Privacy Shield Overview & Tentative Take-Up


A little over a month into Privacy Shield, and the data transfer agreement now protects 200 business entities, but there is still some legal uncertainty surrounding the agreement.

European Courts in individual companies may challenge the new Privacy Shield laws, which ultimately go to the EU Court of Justice.

Most Data Protection Authority (DPAs) are operating under the notion that they should give the new laws a full year to work out any bugs before filing any complaints (link to last Privacy Shield post), but in some places like Hamburg, Germany, DPAs are already planning to challenge the new laws.

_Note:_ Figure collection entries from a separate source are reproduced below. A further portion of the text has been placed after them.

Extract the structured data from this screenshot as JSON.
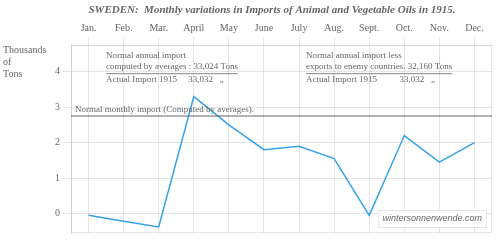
{
  "chart_data": {
    "type": "line",
    "title": "SWEDEN:  Monthly variations in Imports of Animal and Vegetable Oils in 1915.",
    "ylabel": [
      "Thousands",
      "of",
      "Tons"
    ],
    "categories": [
      "Jan.",
      "Feb.",
      "Mar.",
      "April",
      "May",
      "June",
      "July",
      "Aug.",
      "Sept.",
      "Oct.",
      "Nov.",
      "Dec."
    ],
    "values": [
      -0.05,
      -0.22,
      -0.38,
      3.3,
      2.5,
      1.8,
      1.9,
      1.55,
      -0.05,
      2.2,
      1.45,
      2.0
    ],
    "hline": {
      "value": 2.752,
      "label": "Normal monthly import (Computed by averages)."
    },
    "annotations": [
      [
        "Normal annual import",
        "computed by averages : 33,024 Tons",
        "Actual Import 1915     33,032   „"
      ],
      [
        "Normal annual import less",
        "exports to enemy countries. 32,160 Tons",
        "Actual Import 1915          33,032   „"
      ]
    ],
    "watermark": "wintersonnenwende.com",
    "ylim": [
      -0.55,
      4.75
    ],
    "yticks": [
      0,
      1,
      2,
      3,
      4
    ],
    "grid": true
  }
}
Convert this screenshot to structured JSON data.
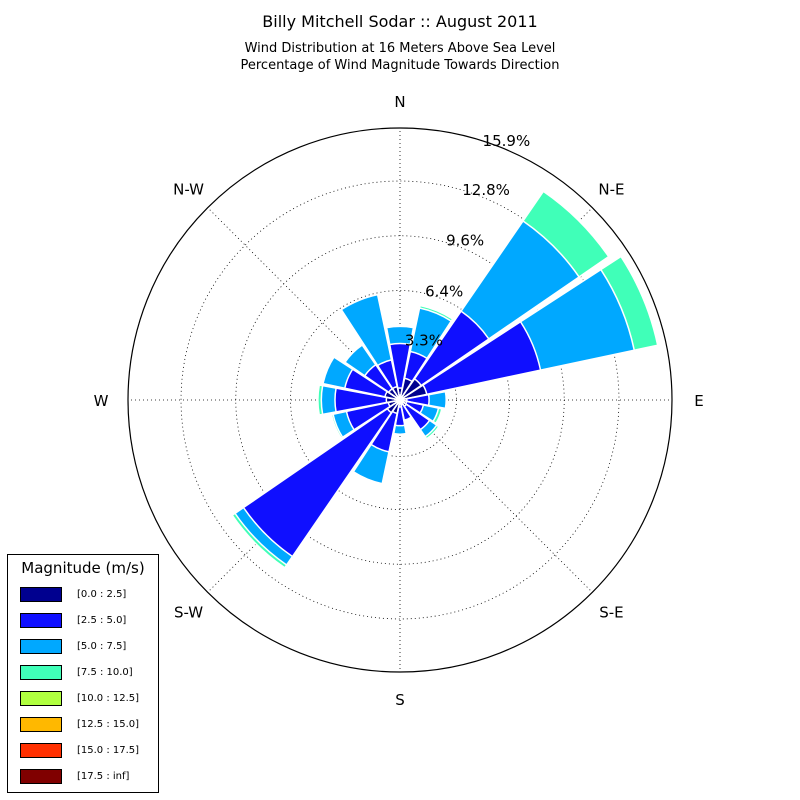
{
  "title": "Billy Mitchell Sodar :: August 2011",
  "subtitle_1": "Wind Distribution at 16 Meters Above Sea Level",
  "subtitle_2": "Percentage of Wind Magnitude Towards Direction",
  "chart_data": {
    "type": "windrose",
    "direction_labels": [
      "N",
      "N-E",
      "E",
      "S-E",
      "S",
      "S-W",
      "W",
      "N-W"
    ],
    "radial_ticks": [
      "3.3%",
      "6.4%",
      "9.6%",
      "12.8%",
      "15.9%"
    ],
    "radial_tick_values": [
      3.3,
      6.4,
      9.6,
      12.8,
      15.9
    ],
    "rmax": 15.9,
    "legend_title": "Magnitude (m/s)",
    "legend_placement": "lower-left",
    "bins": [
      {
        "label": "[0.0 : 2.5]",
        "color": "#00008f"
      },
      {
        "label": "[2.5 : 5.0]",
        "color": "#0f0fff"
      },
      {
        "label": "[5.0 : 7.5]",
        "color": "#00a8ff"
      },
      {
        "label": "[7.5 : 10.0]",
        "color": "#40ffb8"
      },
      {
        "label": "[10.0 : 12.5]",
        "color": "#b0ff40"
      },
      {
        "label": "[12.5 : 15.0]",
        "color": "#ffb800"
      },
      {
        "label": "[15.0 : 17.5]",
        "color": "#ff3000"
      },
      {
        "label": "[17.5 : inf]",
        "color": "#800000"
      }
    ],
    "sectors_deg": [
      0,
      22.5,
      45,
      67.5,
      90,
      112.5,
      135,
      157.5,
      180,
      202.5,
      225,
      247.5,
      270,
      292.5,
      315,
      337.5
    ],
    "cumulative_values": [
      [
        0.7,
        3.3,
        4.3,
        4.3,
        4.3,
        4.3,
        4.3,
        4.3
      ],
      [
        1.3,
        2.9,
        5.5,
        5.65,
        5.65,
        5.65,
        5.65,
        5.65
      ],
      [
        1.5,
        6.3,
        12.7,
        14.8,
        14.8,
        14.8,
        14.8,
        14.8
      ],
      [
        1.6,
        8.4,
        14.0,
        15.4,
        15.4,
        15.4,
        15.4,
        15.4
      ],
      [
        0.4,
        1.7,
        2.7,
        2.75,
        2.75,
        2.75,
        2.75,
        2.75
      ],
      [
        0.4,
        1.4,
        2.3,
        2.5,
        2.5,
        2.5,
        2.5,
        2.5
      ],
      [
        0.45,
        2.1,
        2.6,
        2.75,
        2.75,
        2.75,
        2.75,
        2.75
      ],
      [
        0.3,
        1.2,
        1.2,
        1.2,
        1.2,
        1.2,
        1.2,
        1.2
      ],
      [
        0.4,
        1.5,
        2.0,
        2.0,
        2.0,
        2.0,
        2.0,
        2.0
      ],
      [
        0.8,
        3.1,
        5.0,
        5.0,
        5.0,
        5.0,
        5.0,
        5.0
      ],
      [
        0.9,
        11.1,
        11.7,
        11.9,
        11.9,
        11.9,
        11.9,
        11.9
      ],
      [
        0.7,
        3.2,
        4.0,
        4.1,
        4.1,
        4.1,
        4.1,
        4.1
      ],
      [
        0.8,
        3.8,
        4.6,
        4.8,
        4.8,
        4.8,
        4.8,
        4.8
      ],
      [
        0.9,
        3.3,
        4.6,
        4.6,
        4.6,
        4.6,
        4.6,
        4.6
      ],
      [
        0.8,
        2.5,
        3.9,
        3.9,
        3.9,
        3.9,
        3.9,
        3.9
      ],
      [
        0.8,
        2.4,
        6.3,
        6.3,
        6.3,
        6.3,
        6.3,
        6.3
      ]
    ]
  }
}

The decision to replace EU-US Safe Harbor Framework with Privacy Shield was heavily informed by the Edward Snowden revelations regarding the US government’s bulk data collection practices. (Keep an eye out for next week’s review of Snowden and the live Q&A after the movie premiere.)

Privacy Shield applies to data transfers from the EU to the US, and for organizations that are regulated by the FTC or DoT. Financial organizations, for example, aren’t directly affected by Privacy Shield because they aren’t regulated by those governing bodies.

Many global organizations need to implement the Privacy Shield requirements indirectly, because US organizations that self-certify push the Privacy Shield obligations onto their vendors via contractual terms. Privacy Shield indirectly applies to any organization with which a Privacy Shield-compliant company transfers personal data, to some extent.

Self-certifying for Privacy Shield will ensure lawful overseas transfers in the short-term, however, US companies are advised to continue considering and implementing other compliance solutions to legitimize transatlantic data transfers for the time being.